Of Solids and Surds, by Samuel R. Delany

This short book is part of the "Why I Write" series based on some annual lectures delivered at Yale University. Delany was the lecturer in 2020. It is a series of some 67 numbered sections, some short, others long, which meander around the subject of why Delany became a writer, wrote a particular way, or wrote a particular book, with many asides and random anecdotes. As a dyslexic, gay, black American man his viewpoint can be especially interesting. And so the book is, fascinating here, less interesting there, occasionally too discursive and even cryptic (e.g., even having read the book I'm unsure which meaning of surds is implied in the title). Delany also distractingly adds footnotes detailing his conversation with his copyeditor over specific points in the text. It could be an interesting way to define more clearly why Delany has written what he has written, but overall it feels more like an empty gesture, adding little to the text. Thus the book is a meandering collage of thoughts, but coming from Delany they are mostly worth reading. Here are a few of the passages I noted in the book:

I believe that if there were a god, it would have to be such a complex entity that for a human being even to say that he or she "believed" in it would be tantamount to an ant saying that it believed in the black hole at the center of our galaxy. (p.61)
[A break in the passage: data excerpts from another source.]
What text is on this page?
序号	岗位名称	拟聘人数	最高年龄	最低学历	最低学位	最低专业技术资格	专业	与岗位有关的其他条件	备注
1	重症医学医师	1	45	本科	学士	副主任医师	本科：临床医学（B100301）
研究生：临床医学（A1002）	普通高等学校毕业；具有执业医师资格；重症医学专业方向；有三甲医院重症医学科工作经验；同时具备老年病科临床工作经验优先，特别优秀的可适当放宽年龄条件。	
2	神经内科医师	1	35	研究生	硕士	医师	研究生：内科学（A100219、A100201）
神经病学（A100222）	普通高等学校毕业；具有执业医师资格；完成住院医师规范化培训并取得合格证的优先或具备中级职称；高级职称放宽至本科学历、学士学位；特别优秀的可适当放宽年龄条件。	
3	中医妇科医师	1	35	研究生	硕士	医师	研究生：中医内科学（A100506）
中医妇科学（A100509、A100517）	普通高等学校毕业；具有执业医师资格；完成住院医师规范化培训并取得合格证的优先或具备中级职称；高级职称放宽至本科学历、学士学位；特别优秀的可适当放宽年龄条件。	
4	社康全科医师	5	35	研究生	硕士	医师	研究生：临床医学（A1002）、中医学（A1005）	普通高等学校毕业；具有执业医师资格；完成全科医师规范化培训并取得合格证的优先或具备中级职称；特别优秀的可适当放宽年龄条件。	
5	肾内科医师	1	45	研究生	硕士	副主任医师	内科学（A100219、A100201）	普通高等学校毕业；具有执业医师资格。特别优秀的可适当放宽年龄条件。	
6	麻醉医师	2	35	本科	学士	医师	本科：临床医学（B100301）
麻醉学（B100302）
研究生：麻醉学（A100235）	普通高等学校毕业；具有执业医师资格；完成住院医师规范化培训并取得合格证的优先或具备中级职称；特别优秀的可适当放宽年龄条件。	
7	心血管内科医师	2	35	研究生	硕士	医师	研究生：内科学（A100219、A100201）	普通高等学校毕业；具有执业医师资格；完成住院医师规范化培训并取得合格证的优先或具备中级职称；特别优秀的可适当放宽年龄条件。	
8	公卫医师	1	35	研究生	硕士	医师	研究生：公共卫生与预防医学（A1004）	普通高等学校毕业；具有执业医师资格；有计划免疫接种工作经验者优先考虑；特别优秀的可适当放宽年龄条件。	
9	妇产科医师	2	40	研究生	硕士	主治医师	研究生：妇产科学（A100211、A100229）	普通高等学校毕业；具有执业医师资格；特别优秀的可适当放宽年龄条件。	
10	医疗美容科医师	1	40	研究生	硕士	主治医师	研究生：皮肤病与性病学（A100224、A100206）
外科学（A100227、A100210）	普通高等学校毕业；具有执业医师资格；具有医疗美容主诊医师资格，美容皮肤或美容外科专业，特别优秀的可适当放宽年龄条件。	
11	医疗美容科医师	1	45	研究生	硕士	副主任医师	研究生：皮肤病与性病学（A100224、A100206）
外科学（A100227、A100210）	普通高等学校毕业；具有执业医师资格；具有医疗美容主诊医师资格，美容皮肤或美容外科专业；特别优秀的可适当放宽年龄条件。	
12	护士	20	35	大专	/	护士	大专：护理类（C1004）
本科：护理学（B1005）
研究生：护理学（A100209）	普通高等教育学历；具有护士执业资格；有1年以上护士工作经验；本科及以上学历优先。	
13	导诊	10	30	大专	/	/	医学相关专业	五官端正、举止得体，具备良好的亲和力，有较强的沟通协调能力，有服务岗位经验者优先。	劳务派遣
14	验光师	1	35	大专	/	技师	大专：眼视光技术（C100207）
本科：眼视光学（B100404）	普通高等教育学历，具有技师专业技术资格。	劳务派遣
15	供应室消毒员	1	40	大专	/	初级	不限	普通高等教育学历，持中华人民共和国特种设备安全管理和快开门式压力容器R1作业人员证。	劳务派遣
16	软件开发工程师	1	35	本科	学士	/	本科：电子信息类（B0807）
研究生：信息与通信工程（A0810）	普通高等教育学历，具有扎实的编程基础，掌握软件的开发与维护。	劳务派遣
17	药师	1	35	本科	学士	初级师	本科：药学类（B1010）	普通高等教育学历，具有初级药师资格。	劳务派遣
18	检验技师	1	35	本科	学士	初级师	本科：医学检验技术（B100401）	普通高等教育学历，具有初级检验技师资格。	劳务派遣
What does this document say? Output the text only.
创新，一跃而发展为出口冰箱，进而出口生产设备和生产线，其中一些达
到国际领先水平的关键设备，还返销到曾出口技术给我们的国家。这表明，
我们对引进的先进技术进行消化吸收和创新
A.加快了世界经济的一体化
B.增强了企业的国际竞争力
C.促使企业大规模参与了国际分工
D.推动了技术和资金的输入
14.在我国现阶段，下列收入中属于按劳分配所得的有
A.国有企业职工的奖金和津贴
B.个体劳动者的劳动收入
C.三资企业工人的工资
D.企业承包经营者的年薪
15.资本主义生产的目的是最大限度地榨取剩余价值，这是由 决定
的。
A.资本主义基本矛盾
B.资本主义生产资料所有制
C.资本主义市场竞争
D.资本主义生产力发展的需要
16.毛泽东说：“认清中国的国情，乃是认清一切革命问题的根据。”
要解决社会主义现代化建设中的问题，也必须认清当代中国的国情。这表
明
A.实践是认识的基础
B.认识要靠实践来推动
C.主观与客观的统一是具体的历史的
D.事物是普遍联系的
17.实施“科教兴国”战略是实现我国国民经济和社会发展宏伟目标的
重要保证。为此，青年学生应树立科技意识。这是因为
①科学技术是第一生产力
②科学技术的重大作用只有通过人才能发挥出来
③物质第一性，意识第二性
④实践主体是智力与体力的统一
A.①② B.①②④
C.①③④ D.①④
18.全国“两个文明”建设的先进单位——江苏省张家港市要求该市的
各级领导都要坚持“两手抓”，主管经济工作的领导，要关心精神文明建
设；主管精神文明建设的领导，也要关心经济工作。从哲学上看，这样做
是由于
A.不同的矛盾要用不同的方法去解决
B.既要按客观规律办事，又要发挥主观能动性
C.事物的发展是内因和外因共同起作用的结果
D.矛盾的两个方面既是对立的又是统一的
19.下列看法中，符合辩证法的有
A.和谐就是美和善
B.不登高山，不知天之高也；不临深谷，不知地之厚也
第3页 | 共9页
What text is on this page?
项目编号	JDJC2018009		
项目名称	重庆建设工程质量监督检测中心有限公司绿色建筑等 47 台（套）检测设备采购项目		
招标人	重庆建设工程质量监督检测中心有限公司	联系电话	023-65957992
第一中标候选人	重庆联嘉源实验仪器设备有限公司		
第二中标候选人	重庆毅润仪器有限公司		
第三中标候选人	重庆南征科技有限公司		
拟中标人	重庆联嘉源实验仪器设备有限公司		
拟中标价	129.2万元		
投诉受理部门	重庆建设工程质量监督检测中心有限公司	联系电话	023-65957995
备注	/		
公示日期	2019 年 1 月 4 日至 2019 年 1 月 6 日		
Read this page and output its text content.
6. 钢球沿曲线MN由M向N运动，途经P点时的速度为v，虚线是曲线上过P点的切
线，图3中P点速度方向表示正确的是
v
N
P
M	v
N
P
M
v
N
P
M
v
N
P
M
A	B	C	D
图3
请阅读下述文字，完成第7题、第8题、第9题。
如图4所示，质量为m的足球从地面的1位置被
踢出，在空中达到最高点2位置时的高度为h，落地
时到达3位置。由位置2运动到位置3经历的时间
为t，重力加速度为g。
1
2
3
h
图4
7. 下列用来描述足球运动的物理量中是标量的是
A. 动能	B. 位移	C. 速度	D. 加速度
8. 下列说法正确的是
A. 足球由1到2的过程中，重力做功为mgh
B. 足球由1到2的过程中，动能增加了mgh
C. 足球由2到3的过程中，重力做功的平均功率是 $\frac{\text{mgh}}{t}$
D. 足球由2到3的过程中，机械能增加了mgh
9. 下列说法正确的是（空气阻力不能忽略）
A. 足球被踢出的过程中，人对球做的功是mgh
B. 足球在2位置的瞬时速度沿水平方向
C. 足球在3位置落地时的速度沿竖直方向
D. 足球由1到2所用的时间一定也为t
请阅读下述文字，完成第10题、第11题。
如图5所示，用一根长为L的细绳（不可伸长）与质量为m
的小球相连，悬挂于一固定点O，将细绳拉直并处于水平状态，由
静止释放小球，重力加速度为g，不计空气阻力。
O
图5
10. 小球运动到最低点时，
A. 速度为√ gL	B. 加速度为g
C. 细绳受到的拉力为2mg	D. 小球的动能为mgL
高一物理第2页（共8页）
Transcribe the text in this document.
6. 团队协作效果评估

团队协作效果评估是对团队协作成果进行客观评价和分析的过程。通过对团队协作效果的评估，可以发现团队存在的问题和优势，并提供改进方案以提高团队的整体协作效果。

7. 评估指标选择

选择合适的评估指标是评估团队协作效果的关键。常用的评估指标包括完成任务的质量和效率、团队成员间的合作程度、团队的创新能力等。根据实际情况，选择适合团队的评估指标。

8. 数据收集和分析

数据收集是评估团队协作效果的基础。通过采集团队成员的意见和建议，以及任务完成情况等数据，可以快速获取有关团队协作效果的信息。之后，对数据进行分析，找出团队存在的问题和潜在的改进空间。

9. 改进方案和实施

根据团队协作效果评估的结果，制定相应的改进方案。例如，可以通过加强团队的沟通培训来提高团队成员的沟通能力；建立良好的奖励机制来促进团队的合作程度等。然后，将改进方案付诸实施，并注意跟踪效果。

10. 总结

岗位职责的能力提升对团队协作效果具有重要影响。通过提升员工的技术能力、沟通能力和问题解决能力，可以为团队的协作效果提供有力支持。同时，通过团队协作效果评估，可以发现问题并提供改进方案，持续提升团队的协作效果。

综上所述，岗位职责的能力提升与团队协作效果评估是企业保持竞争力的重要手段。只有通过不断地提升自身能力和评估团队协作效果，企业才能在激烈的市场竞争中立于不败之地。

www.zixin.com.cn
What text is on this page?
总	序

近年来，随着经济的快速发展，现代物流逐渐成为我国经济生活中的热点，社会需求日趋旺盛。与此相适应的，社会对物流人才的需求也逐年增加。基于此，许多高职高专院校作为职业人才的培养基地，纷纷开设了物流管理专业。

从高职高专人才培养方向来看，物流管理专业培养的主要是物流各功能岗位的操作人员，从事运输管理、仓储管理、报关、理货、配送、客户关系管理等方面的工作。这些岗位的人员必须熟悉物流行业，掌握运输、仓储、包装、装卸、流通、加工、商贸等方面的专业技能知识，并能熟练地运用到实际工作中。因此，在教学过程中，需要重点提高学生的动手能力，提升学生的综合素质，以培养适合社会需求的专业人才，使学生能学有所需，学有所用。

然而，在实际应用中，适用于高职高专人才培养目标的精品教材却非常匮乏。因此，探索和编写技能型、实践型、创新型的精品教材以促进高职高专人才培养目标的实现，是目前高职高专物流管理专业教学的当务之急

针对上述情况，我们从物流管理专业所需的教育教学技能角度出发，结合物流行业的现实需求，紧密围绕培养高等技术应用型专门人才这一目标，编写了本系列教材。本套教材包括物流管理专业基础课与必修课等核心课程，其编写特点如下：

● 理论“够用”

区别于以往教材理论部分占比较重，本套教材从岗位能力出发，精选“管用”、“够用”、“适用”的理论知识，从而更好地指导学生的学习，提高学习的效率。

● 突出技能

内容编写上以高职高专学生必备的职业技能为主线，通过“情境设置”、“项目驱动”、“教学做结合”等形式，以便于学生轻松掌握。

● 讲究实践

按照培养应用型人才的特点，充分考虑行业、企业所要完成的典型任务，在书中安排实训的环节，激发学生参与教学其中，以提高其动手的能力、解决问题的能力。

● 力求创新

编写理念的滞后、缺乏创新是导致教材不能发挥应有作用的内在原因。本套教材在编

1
I write because certain aspects of writing are difficult--and, as Yeats said, the fascination with what's difficult has dried the sap out of my veins, and rent spontaneous joy and natural content out of my heart, which is another way of saying it keeps me calm in a world where there are often things to get upset over. (p. 77)



Thursday, July 14, 2022

Parnassus on Wheels, by Christopher Morley

This short novel is about a spinster women (of about forty) who buys into a travelling book wagon run by a bookloving single man of a similar age. Of course it turns into a romance. Parnassus on Wheels was published in 1917, so it is over a hundred years old, and the century does not sit on it well. The root problem is that the travelling Parnassus is based upon the idea that all rural folks love books, and are eager to buy and read them. I doubt that was true in 1917, and following the advent of radio, television, gaming, internet, streaming services, etc. etc., it's very clear today that rural folks young and old are interested in doing almost anything other than reading. And the writers admired by Christopher Morley's characters in 1917 haven't withstood the test of time either. But the story itself has some attractions, and one doesn't need to buy in to the story's applicability to enjoy a few quick hours of pleasant silliness. There is a sequel, with the appealing title The Haunted Bookshop, which takes place after the couple settle into running a bookshop, but it, alas, contains nothing supernatural.

Tuesday, July 5, 2022

The Original Bambi by Felix Salten

The Original Bambi: The Story of a Life in the Forest by Felix Salten is here translated and introduced by Jack Zipes. This edition, published by Princeton University Press in 2022, is illustrated by Alenka Sottler and follows the text of the original 1923 German novel, not the 1928 English translation by Whittaker Chambers, which Zipes notes as doing a disservice to the original. A further disservice came in the form of Walt Disney's 1942 animated film Bambi, which sentimentalizes and twists the original into a sugar-coated confectionary for very small children. (Zipes notes wryly that Disney had "a well-known technique for carrying cuteness to an extreme"--surely an understatement.) Basically, Salten's novel tells the story of a young deer's life and growth in the forest, though it anthropomorphizes all the animals too much (not only the deer, but rabbits, squirrels, etc.--there is even a short chapter comprised of a conversation between two leaves), giving a sentimental basis upon which Disney expanded. But Salten's novel doesn't shy away from evil and death, as man (always denoted as He) terrorizes the forest with his strange and deadly Third Arm. Salten's novel is perhaps an antidote to the Disney movie, but it isn't itself a very engaging book.